Um relatório divulgado pelo Instituto de Estudos Socioeconômicos (Inesc) nesta terça-feira (9) revelou que o teto de gastos e o novo arcabouço fiscal foram determinantes para o não alcance das metas estabelecidas pelo Plano Nacional de Educação (PNE) para o decênio 2014-2024. Segundo o estudo, a rigidez das regras fiscais impactou negativamente o ensino público no Brasil nos últimos anos.
“Desde 2017, o Brasil foi governado sob três grandes regras fiscais que moldaram o cenário fiscal até 2022 e restringiram os recursos destinados à educação. O teto de gastos, ao limitar o crescimento dos gastos públicos à taxa de inflação, se mostrou a regra mais rígida já implementada no país”, afirmou Cléo Manhas, assessora política do Inesc, em entrevista à Agência Brasil.
A assessora destacou que, de forma indireta, as regras fiscais que impõem um teto para os gastos públicos resultaram em cortes nos investimentos em educação. Durante o período analisado pelo relatório, os recursos destinados à educação básica permaneceram em níveis baixos, aumentando apenas nos anos em que houve flexibilização nas regras fiscais, como ocorreu em 2023.
“O ano de 2023 se destaca dos demais por ser o único sem restrições orçamentárias rígidas, devido a um novo governo. Neste ano, observamos uma redução significativa do subfinanciamento em comparação com a média dos anos anteriores. No entanto, ainda não houve tempo suficiente para que os recursos financeiros promovessem melhorias qualitativas na educação, embora tenhamos reduzido a lacuna em relação ao financiamento adequado para uma educação de qualidade, conforme calculado por especialistas da área”, explicou Cléo.
Apesar dos avanços pontuais em 2023, Cléo ressaltou que ainda estamos longe do volume de recursos necessário para financiar adequadamente os custos educacionais.
O relatório também destacou que os estudantes indígenas, pretos e pardos foram os mais prejudicados pelo baixo financiamento da educação. Em estados como Amazonas e Mato Grosso do Sul, que têm uma alta proporção de estudantes indígenas, os gastos per capita com educação entre 2019 e 2021 ficaram abaixo da média nacional de R$ 5 mil por ano.
“Este estudo desmente o argumento de que a escassez de recursos melhora sua alocação. Na verdade, regras fiscais rígidas prejudicam o financiamento de áreas críticas para o país, que não têm forte lobby financeiro, como é o caso da educação”, concluiu Cléo.
Estados
O relatório do Inesc analisou o financiamento do ensino público em cada um dos 26 estados e no Distrito Federal entre 2019 e 2023.

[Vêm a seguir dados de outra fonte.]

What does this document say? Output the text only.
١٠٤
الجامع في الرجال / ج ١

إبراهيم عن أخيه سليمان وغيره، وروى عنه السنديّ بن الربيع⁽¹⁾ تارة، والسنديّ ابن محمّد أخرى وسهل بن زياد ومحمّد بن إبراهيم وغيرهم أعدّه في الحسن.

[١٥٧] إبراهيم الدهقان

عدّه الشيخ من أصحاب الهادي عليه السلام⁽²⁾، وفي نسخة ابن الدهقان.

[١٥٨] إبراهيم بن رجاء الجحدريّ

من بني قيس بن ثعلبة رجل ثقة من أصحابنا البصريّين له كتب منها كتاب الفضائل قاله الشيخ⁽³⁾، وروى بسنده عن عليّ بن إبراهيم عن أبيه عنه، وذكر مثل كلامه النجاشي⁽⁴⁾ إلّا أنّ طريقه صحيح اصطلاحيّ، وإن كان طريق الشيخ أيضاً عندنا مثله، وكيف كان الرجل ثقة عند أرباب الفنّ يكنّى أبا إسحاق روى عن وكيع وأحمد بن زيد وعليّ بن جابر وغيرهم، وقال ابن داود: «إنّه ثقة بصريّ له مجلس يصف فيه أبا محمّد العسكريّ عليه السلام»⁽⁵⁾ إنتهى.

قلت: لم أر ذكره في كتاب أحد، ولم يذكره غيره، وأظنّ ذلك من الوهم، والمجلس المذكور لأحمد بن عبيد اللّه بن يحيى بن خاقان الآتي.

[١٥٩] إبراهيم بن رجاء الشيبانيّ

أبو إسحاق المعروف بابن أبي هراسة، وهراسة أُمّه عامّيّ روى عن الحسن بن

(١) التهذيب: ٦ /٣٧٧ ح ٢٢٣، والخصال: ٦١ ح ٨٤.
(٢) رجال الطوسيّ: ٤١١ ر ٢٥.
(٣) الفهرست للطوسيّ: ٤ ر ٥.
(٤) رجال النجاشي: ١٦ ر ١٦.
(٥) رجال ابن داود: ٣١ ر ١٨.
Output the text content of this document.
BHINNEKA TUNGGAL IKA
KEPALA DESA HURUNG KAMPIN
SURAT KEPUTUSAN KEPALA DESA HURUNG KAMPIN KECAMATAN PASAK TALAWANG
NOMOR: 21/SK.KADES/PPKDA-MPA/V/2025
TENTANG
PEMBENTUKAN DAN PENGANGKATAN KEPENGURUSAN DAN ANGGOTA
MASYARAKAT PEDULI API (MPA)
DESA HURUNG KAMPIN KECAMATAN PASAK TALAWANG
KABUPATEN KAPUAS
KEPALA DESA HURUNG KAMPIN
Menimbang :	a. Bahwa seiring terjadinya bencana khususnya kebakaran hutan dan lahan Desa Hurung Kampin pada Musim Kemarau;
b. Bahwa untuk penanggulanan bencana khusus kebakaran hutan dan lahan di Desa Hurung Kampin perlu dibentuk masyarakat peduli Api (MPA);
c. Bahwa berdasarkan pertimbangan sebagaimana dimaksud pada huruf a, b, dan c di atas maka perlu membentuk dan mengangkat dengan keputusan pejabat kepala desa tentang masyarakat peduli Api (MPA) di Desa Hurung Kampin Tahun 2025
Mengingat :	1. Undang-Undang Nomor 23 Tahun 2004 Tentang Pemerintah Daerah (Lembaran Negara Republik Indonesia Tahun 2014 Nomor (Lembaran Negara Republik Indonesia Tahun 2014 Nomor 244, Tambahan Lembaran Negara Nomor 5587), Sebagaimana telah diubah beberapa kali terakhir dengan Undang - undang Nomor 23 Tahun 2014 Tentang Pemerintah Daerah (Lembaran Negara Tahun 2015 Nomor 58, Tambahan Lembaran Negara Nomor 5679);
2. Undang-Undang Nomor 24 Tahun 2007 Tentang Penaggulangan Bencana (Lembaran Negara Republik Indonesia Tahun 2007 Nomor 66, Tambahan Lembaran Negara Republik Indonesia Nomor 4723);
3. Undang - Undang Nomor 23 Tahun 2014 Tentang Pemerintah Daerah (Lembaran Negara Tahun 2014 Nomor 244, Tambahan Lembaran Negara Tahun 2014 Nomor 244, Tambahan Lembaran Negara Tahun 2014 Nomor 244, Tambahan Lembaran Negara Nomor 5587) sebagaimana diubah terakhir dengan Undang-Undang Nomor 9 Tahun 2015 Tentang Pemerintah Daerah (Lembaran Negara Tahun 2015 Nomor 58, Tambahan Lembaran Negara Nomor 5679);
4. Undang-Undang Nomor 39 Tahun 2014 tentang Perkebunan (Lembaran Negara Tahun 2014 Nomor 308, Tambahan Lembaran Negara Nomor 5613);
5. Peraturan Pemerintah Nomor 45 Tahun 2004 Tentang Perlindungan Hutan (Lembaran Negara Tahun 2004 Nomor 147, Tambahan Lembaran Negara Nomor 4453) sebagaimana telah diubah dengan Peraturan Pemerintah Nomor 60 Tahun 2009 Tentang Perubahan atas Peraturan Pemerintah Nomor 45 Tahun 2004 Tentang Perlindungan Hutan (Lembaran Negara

O levantamento mostrou que, de 2019 a 2022, apenas cinco estados e o Distrito Federal conseguiram superar a média nacional de gastos por aluno na rede pública, estabelecida em cerca de R$ 5 mil por ano. Esses estados foram DF, Amapá, Acre, São Paulo, Roraima e Paraná.
Em 2020, apenas essas seis unidades federativas superaram a média nacional. Em 2022, com a liberação de emendas parlamentares durante as eleições, 14 estados conseguiram ultrapassar essa média, incluindo DF, Amapá, Acre, São Paulo, Roraima, Paraná, Goiás, Tocantins, Mato Grosso, Rondônia, Santa Catarina, Mato Grosso do Sul, Amazonas e Sergipe.
O relatório também mostrou disparidades significativas entre a expectativa e a realidade em estados como Rio Grande do Sul, Maranhão e Alagoas, onde os gastos educacionais por aluno não atingiram os valores ideais de R$ 9,8 mil a R$ 10,9 mil por ano, ficando abaixo de R$ 3,3 mil na prática.
“Essa situação é ainda mais grave quando consideramos que esses recursos também precisam corrigir a dívida educacional com gerações passadas e resgatar estudantes que abandonaram a educação básica”, observou Cléo.
Melhorias
Para Cléo, é fundamental que a educação seja tratada como investimento, não como despesa. Ela defende a necessidade de desvincular as transferências para a educação de regras fiscais rígidas como o teto de gastos.
“É crucial que a educação seja vista como investimento e não como um gasto que pode ser cortado ao sabor das circunstâncias políticas. Precisamos garantir que a educação seja tratada como política pública capaz de assegurar direitos e contribuir para o desenvolvimento do país”, concluiu.